Your have to have a solid MVP, you have to launch your writing business at the right time, with the right products and the right audience.
With the benefit of hindsight and a decent amount of failure under my belt, this is what I think makes for a good author-entrepreneurial MVP:
1. Have lots of stories. Shorts, novellas, novelettes, novels, epics, flash fiction, whatever length or format you want. But just have lots of it, preferably in a variety of lengths. Have enough that you can throw away the weakest works and still have lots left.
2. Have lots of works in progress, lots of ideas. Keep a note book. Keep writing down your ideas, because ideas beget more ideas and if you nurture them you will never run out.
3. Have a newsletter. Release free stories, novels, novellas regularly and encourage your readers to subscribe to your newsletter, which you will write every month.

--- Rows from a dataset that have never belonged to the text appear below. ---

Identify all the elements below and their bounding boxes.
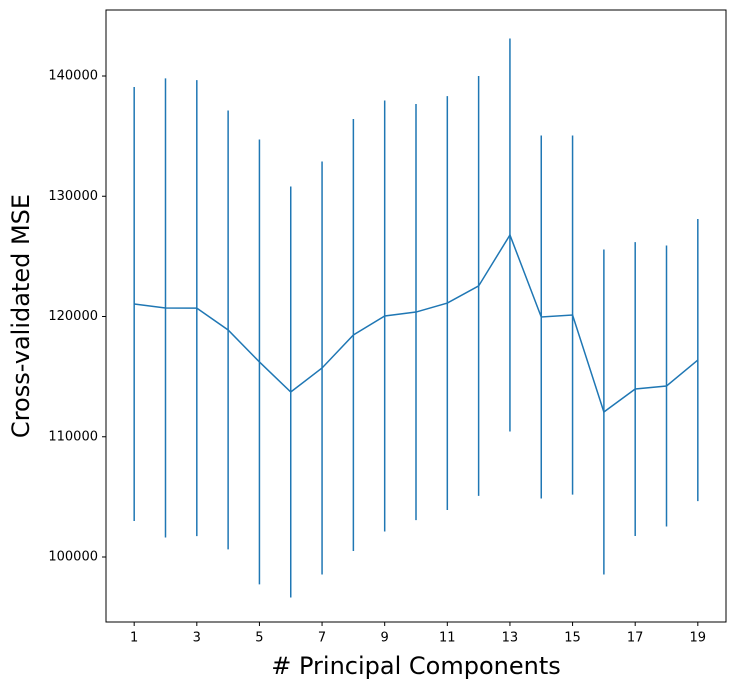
y-axis-label: Cross-validated MSE <box>7 194 35 438</box>
y-tick-label: 140000 <box>48 69 98 84</box>
x-tick-label: 7 <box>318 631 326 646</box>
x-tick-label: 11 <box>439 631 456 646</box>
plot-frame <box>105 9 727 623</box>
y-tick-label: 120000 <box>48 309 98 324</box>
x-tick-label: 19 <box>690 631 707 646</box>
x-axis-label: # Principal Components <box>271 652 560 680</box>
y-tick-label: 110000 <box>48 429 98 444</box>
x-tick-label: 13 <box>502 631 519 646</box>
x-tick-label: 9 <box>381 631 389 646</box>
y-tick-label: 130000 <box>48 189 98 204</box>
line <box>134 233 699 414</box>
x-tick-label: 15 <box>564 631 581 646</box>
x-tick-label: 5 <box>255 631 263 646</box>
y-tick-label: 100000 <box>48 550 98 565</box>
x-tick-label: 1 <box>130 631 138 646</box>
x-tick-label: 17 <box>627 631 644 646</box>
x-tick-label: 3 <box>193 631 201 646</box>
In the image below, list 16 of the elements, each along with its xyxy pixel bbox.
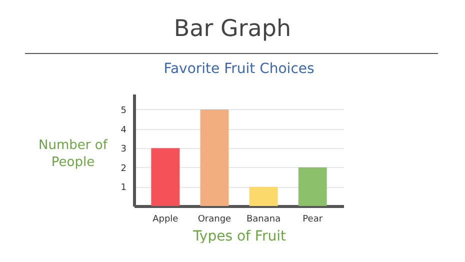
bar (249, 186, 278, 206)
y-tick-label: 1 (120, 183, 126, 194)
x-tick-label: Banana (246, 214, 281, 224)
y-axis-title: Number of People (38, 137, 109, 171)
y-tick-label: 3 (120, 144, 126, 155)
y-tick-label: 5 (120, 106, 126, 116)
bar (151, 148, 180, 206)
y-tick-label: 2 (120, 164, 126, 174)
x-tick-label: Orange (198, 214, 232, 224)
x-tick-label: Apple (152, 214, 179, 224)
chart-title: Bar Graph (172, 16, 292, 42)
x-tick-label: Pear (302, 214, 323, 224)
y-tick-label: 4 (120, 125, 127, 136)
chart-subtitle: Favorite Fruit Choices (164, 61, 314, 77)
bar (200, 109, 229, 206)
bar (298, 167, 327, 206)
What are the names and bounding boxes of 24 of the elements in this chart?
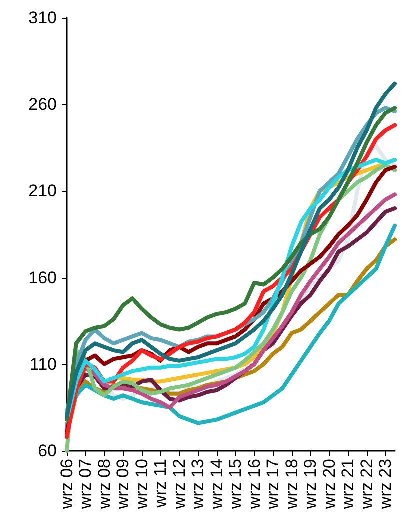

4. Have a fanbase. Resist the urge to turn your writing into a business, and that includes running crowdfunding projects, until you have a decent-sized readership. How do you know how big is decent-sized? Figure out how much money would cover your editorial, production, and promotion costs for a book, and add a bit on for wages. Divide by the price of the book to find out how many sales you need to make to break even. Multiply that number by 100. Choke. Pick a number that’s slightly smaller and that feels more manageable. It won’t be realistic, but it’ll be a start.
5. Have patience. This is the hardest thing. Writing is not easy. Business is not easy. And if you have limited time to spend, spend it writing, because without having written, you have no business. Don’t get swept off your feet with fairy stories of overnight success. Like Pulp, most of them took 15 years to get where they are now, they just don’t admit it.